On Stars’ new album “There is No Love in Flu- orescent Light,” singer Torquil Campbell belts out the chorus of “The Maze” loud enough to make microphones unnecessary. Seventeen years into the Montreal indie pop band’s history, he’s never let loose on a record quite like that — but Stars still find ways to tinker with its sound.

amNewYork caught up with Campbell to talk about Smiths-ian lyrics, idealism and the legacy of Gord Downie, the late lead singer of Tragically Hip, who died last month.

I’ve always associated Stars with a certain sort of idealism, but in these . . .

I don’t feel idealistic! I think our band has always been a dichotomy between Amy [Millan’s] positivity as a person and my negativity as a person; my sense that things are doomed and her sense that things will always be OK in the end. That very much is a part of what makes us work. I do have idealism about art’s potential to change things. And I do have an enormous amount of faith in the sense I get that if you start a band with your friends, and accept your weakness and accept your [expletive], and embrace it and celebrate it, that has an amazing transformative power. Art can change things.

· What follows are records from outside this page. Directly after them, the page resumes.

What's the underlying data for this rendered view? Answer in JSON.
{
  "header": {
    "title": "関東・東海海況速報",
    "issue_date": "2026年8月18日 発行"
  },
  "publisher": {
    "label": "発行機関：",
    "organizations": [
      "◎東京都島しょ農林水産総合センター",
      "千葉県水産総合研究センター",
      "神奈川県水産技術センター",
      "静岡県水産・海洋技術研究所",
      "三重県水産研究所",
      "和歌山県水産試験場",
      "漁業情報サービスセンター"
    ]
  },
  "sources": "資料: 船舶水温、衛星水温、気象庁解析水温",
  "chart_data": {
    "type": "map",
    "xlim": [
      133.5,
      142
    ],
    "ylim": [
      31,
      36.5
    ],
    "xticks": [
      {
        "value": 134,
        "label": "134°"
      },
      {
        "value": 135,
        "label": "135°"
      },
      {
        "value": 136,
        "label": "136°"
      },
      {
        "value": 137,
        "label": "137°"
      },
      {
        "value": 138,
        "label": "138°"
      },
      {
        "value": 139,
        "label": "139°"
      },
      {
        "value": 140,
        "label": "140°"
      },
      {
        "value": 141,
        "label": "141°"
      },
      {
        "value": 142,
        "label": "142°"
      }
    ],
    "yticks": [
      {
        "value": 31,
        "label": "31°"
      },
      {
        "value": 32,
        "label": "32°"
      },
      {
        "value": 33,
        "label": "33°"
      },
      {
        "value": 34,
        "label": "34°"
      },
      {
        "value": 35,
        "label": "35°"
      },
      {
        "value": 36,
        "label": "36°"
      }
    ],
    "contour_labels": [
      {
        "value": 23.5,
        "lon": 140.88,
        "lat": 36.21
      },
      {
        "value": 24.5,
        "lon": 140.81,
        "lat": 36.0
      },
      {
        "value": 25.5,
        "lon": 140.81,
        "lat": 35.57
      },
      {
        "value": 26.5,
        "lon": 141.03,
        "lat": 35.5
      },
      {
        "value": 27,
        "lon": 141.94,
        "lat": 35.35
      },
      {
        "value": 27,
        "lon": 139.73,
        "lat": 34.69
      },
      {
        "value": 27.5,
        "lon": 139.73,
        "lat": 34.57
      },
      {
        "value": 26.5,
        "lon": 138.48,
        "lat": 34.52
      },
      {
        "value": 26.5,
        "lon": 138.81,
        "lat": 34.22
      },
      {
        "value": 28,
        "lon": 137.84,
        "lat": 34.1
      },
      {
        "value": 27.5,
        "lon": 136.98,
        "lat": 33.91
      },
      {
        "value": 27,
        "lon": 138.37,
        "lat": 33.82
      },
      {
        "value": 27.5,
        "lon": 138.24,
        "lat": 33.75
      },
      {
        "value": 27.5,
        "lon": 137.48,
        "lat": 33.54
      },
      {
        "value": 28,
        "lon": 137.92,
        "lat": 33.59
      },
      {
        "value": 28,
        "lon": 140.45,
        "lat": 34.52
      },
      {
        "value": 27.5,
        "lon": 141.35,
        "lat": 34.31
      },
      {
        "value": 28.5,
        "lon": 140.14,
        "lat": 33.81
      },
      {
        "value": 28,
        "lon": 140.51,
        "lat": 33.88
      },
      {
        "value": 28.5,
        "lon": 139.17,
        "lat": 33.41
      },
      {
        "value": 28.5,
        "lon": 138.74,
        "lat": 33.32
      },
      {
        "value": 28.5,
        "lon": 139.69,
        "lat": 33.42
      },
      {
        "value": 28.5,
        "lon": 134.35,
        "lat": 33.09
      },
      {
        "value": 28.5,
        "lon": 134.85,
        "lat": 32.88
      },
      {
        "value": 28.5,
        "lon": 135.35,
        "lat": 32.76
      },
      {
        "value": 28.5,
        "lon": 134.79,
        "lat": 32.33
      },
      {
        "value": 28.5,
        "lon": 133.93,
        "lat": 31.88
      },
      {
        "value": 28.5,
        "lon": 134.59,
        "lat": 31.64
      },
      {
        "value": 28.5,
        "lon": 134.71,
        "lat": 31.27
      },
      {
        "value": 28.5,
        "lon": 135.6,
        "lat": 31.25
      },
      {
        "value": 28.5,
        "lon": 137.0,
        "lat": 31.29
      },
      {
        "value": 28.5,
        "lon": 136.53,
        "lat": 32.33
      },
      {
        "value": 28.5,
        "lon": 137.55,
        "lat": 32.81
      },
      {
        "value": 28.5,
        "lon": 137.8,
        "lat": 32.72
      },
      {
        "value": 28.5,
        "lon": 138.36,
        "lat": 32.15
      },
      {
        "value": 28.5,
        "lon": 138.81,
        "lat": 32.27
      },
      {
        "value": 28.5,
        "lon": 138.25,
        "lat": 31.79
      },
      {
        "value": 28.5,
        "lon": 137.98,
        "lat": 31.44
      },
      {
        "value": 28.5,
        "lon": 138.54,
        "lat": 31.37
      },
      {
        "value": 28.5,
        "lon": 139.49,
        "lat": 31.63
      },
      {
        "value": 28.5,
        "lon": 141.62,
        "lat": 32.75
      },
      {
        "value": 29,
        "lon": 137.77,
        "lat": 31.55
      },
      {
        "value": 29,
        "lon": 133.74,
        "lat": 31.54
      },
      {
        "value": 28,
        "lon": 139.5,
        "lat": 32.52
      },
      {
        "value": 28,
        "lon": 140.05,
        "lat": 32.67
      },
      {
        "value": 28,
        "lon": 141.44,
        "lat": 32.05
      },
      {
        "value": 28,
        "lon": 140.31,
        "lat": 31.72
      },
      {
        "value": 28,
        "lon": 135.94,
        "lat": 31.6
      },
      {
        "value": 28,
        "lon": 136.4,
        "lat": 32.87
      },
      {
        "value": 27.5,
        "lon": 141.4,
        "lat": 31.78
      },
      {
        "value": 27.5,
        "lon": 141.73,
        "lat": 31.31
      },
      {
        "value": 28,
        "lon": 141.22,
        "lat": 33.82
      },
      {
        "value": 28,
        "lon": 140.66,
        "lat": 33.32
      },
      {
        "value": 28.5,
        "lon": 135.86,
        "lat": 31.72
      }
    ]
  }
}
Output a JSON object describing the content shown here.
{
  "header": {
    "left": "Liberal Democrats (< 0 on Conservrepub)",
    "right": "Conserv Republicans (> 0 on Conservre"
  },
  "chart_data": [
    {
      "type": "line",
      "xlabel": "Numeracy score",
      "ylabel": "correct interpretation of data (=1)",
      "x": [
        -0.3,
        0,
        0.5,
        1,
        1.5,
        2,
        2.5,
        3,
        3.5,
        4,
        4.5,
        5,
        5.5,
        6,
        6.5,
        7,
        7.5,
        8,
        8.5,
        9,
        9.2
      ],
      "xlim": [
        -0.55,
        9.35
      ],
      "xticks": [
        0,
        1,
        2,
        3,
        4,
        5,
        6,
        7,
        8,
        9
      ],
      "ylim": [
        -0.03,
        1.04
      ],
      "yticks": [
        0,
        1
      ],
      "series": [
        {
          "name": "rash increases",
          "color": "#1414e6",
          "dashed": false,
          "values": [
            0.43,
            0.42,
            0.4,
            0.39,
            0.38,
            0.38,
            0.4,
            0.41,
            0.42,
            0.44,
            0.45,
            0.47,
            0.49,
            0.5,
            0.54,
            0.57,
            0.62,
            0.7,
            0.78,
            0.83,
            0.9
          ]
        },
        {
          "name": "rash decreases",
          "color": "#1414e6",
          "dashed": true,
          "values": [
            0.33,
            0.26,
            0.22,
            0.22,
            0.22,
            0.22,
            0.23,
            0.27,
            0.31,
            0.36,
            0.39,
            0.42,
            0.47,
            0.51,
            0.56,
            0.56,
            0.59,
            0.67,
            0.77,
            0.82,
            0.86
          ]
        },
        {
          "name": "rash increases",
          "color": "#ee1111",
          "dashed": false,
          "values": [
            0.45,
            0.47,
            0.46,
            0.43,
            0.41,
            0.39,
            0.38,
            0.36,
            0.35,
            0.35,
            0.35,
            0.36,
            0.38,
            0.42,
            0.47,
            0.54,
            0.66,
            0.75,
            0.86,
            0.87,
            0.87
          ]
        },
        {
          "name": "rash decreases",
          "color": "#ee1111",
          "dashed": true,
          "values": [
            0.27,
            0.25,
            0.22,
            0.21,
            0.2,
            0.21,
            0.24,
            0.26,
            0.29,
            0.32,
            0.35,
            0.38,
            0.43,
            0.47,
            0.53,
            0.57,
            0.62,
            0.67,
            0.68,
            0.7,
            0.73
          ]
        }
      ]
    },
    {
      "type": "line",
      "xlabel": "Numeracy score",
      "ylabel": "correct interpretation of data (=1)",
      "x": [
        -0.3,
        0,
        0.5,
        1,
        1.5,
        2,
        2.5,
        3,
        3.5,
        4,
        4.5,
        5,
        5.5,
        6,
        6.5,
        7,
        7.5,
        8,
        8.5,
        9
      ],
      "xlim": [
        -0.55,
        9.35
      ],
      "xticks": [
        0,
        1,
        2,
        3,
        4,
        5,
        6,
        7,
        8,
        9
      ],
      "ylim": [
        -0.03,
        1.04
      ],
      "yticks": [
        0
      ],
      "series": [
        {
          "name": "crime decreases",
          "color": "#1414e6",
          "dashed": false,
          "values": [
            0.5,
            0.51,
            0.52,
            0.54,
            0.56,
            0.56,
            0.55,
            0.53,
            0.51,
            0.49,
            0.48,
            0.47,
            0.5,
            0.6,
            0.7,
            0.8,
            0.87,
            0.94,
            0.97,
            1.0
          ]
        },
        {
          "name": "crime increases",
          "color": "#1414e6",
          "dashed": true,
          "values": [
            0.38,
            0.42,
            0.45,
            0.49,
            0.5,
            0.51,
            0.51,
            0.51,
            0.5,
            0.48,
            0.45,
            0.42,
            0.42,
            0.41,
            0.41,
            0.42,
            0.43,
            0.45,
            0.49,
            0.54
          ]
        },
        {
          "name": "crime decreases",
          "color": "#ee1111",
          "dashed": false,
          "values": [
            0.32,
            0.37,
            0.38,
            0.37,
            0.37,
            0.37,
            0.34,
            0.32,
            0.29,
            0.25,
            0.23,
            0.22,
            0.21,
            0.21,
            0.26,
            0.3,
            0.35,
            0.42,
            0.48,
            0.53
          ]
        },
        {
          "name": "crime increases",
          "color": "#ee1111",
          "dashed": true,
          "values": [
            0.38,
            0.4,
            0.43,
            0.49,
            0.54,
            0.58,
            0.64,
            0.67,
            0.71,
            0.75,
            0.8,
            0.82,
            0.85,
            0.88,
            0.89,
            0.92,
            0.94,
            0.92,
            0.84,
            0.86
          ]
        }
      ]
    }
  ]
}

On “We Called It Love,” you sing, “I don’t believe people ever change, but I’ve changed.” After almost 20 years of Stars, how have you changed?

Oh, I haven’t changed! At all! That’s what I like about the line: It’s one of those delusional things we say to ourselves when we’re driving in our car, crying because someone’s just hurt us or we feel like we haven’t gotten the love we deserve. Those are the best lines to write because you can feel the universality of them even as you write them. Of course it isn’t true: We all change and we all don’t . . . that to me is a very Smiths’ lyric. Morrissey’s always been very good at saying “the world is like this, but I am like this.” . . . We all think we’re special, and we all think we’ve got something solved that other people haven’t.

What is one thing that you and your band learned from Gord Downie?

So many things, man. What I took from Gord is play. Your job is to be a trickster. Your job is to show the audience in front of you the potential of play, the potential of weakness, and Gord took everything broken inside him and made it something beautiful. And he did it every day, with everyone he encountered.

If you go: Stars perform at Rough Trade Thursday-Saturday at 9 p.m., 64 N. Ninth St., Brooklyn, roughtradenyc.com, sold out.